One of the first things I noticed was a misunderstanding of compilation units and the behavior of the keyword extern. One file, main_vars.h, contained the following global variable definitions:
typedef struct Control_Setpoints { int Message_Type; int Message_Length; unsigned long long Time_Stamp_Sec; int Time_MS; /* snip 40 more fields */ } Control_Setpoints; /* snip 8 other structs just as large */
And in another file, main_extern_vars.h...
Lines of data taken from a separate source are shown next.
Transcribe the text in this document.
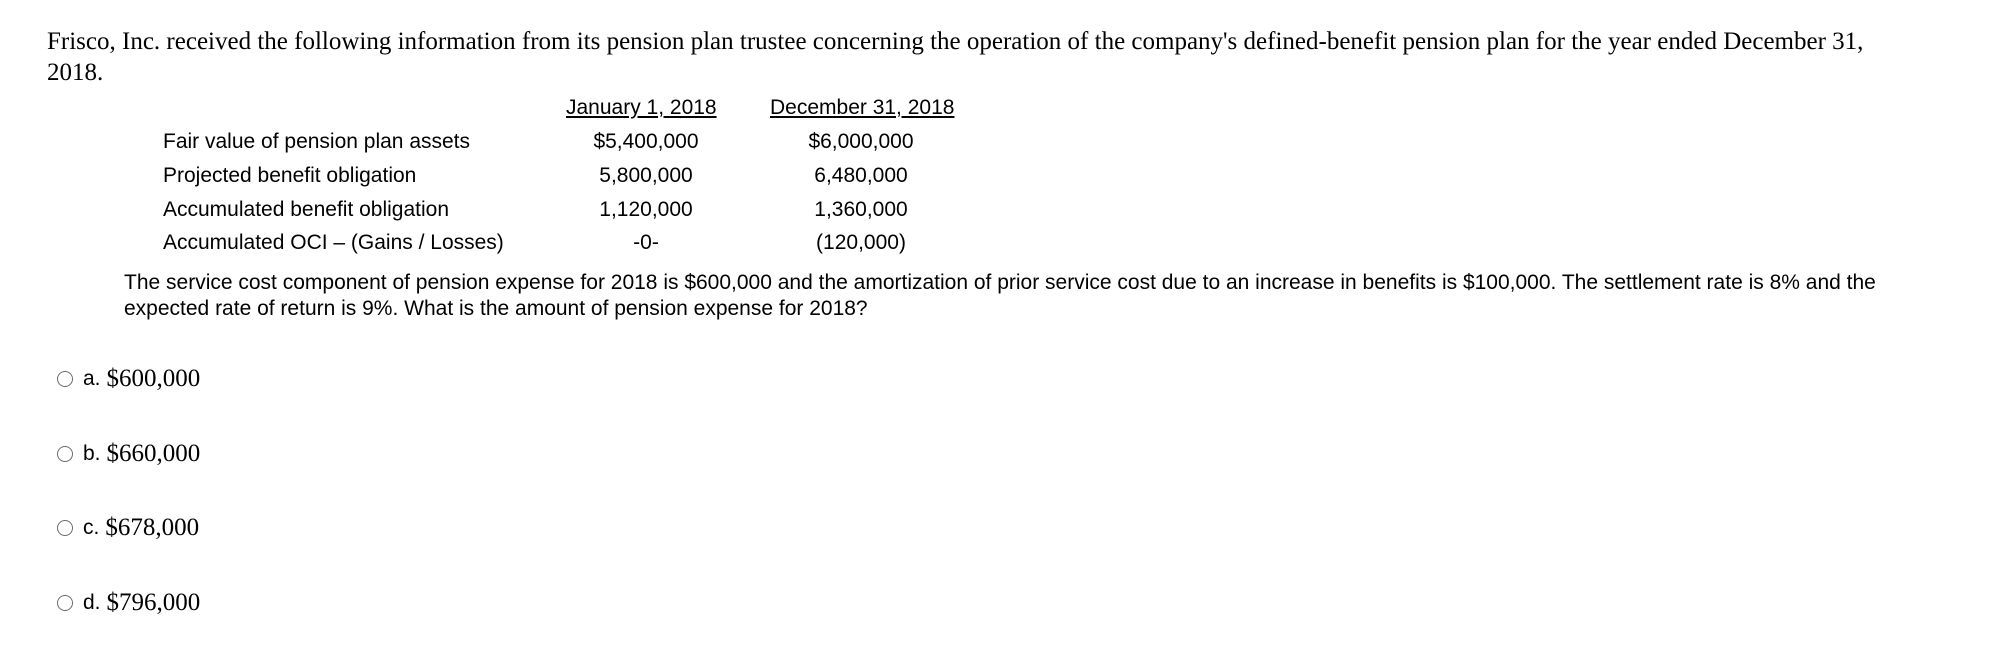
Frisco, Inc. received the following information from its pension plan trustee concerning the operation of the company's defined-benefit pension plan for the year ended December 31, 2018.

January 1, 2018	December 31, 2018
Fair value of pension plan assets	$5,400,000	$6,000,000
Projected benefit obligation	5,800,000	6,480,000
Accumulated benefit obligation	1,120,000	1,360,000
Accumulated OCI – (Gains / Losses)	-0-	(120,000)

The service cost component of pension expense for 2018 is $600,000 and the amortization of prior service cost due to an increase in benefits is $100,000. The settlement rate is 8% and the expected rate of return is 9%. What is the amount of pension expense for 2018?

a. $600,000
b. $660,000
c. $678,000
d. $796,000
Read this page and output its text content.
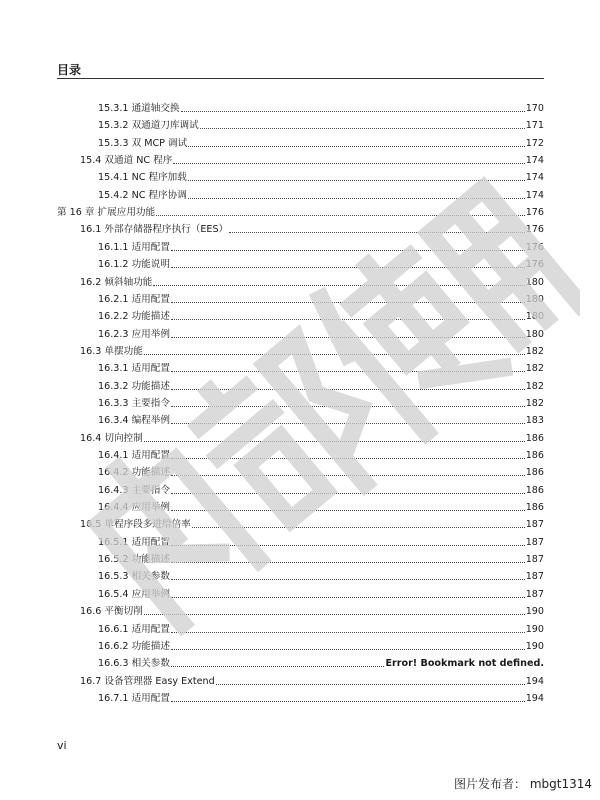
目录
15.3.1 通道轴交换	170
15.3.2 双通道刀库调试	171
15.3.3 双 MCP 调试	172
15.4 双通道 NC 程序	174
15.4.1 NC 程序加载	174
15.4.2 NC 程序协调	174
第 16 章 扩展应用功能	176
16.1 外部存储器程序执行（EES）	176
16.1.1 适用配置	176
16.1.2 功能说明	176
16.2 倾斜轴功能	180
16.2.1 适用配置	180
16.2.2 功能描述	180
16.2.3 应用举例	180
16.3 单摆功能	182
16.3.1 适用配置	182
16.3.2 功能描述	182
16.3.3 主要指令	182
16.3.4 编程举例	183
16.4 切向控制	186
16.4.1 适用配置	186
16.4.2 功能描述	186
16.4.3 主要指令	186
16.4.4 应用举例	186
16.5 单程序段多进给倍率	187
16.5.1 适用配置	187
16.5.2 功能描述	187
16.5.3 相关参数	187
16.5.4 应用举例	187
16.6 平衡切削	190
16.6.1 适用配置	190
16.6.2 功能描述	190
16.6.3 相关参数	Error! Bookmark not defined.
16.7 设备管理器 Easy Extend	194
16.7.1 适用配置	194
vi
图片发布者： mbgt1314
extern struct Control_Setpoints { int Message_Type; int Message_Length; unsigned long long Time_Stamp_Sec; int Time_MS; /* snip 40 more fields */ } Control_Setpoints; /* snip the rest of the structs, also duplicated entirely with the extern keyword added */
main_vars.h was included in one place and main_extern_vars.h was included everywhere else. Which means that any changes had to be duplicated across these files - which took a while, given the size of the files, and any typos would cause a compilation error. Half the comments for the file were in main_vars.h and the other half were in main_extern_vars.h. I moved the typedefs into one file, included it in the other vars.h files, and removed the superfluous type re-declarations.
The next disconnect was sort of amusing: the true and false keywords were nowhere to be found in the program, despite the 100+ boolean variables. Assigning to one of them was done with 1s and 0s, as in voltageError = 1; thingComplete = 0; etc. I assume this was done due to the authors thinking of the booleans directly as bits - which is understandable, given that they're EEs - and ignored the abstraction provided for them. I asked about changing them all to true and false and got a nonenthusiastic response, so I left it.
I also came across the following construct:
if (GIODINA & 8 == 8) voltageAlarm = 1; else voltageAlarm = 0;WTF, I thought. Never mind that GIODINA is a TI-provided variable of a TI-provided type which allows you to simply say GIODINA.bit3 to get the fourth bit. Why not replace that statement with voltageAlarm = GIODINA & 8;, assigning the bit to the boolean value directly? There were dozens of these throughout the codebase. I replaced them all with the corresponding one-liner. In one case this caused a bug since they used this construct with an integer, not a boolean. But since they assign to booleans and numbers the same way I couldn't tell which type the variable was without digging through the aforementioned struct typedefs - I just did a quick replace. Though I may be TRWTF for not making sure of that before committing the change.
Bonus WTF: the compiler used for this program is the 2006 version of IAR's C/C++ compiler for ARMs. We're required to turn off all optimization flags during compilation because they "might change the behavior of the program in some way". Since this is the nuclear industry, any amount of uncertainty is completely unacceptable. So unless I want to spend a few weeks digging through assembly to prove that the optimized and non-optimized compiler output are functionally identical I cannot use a new version or enable any optimizations.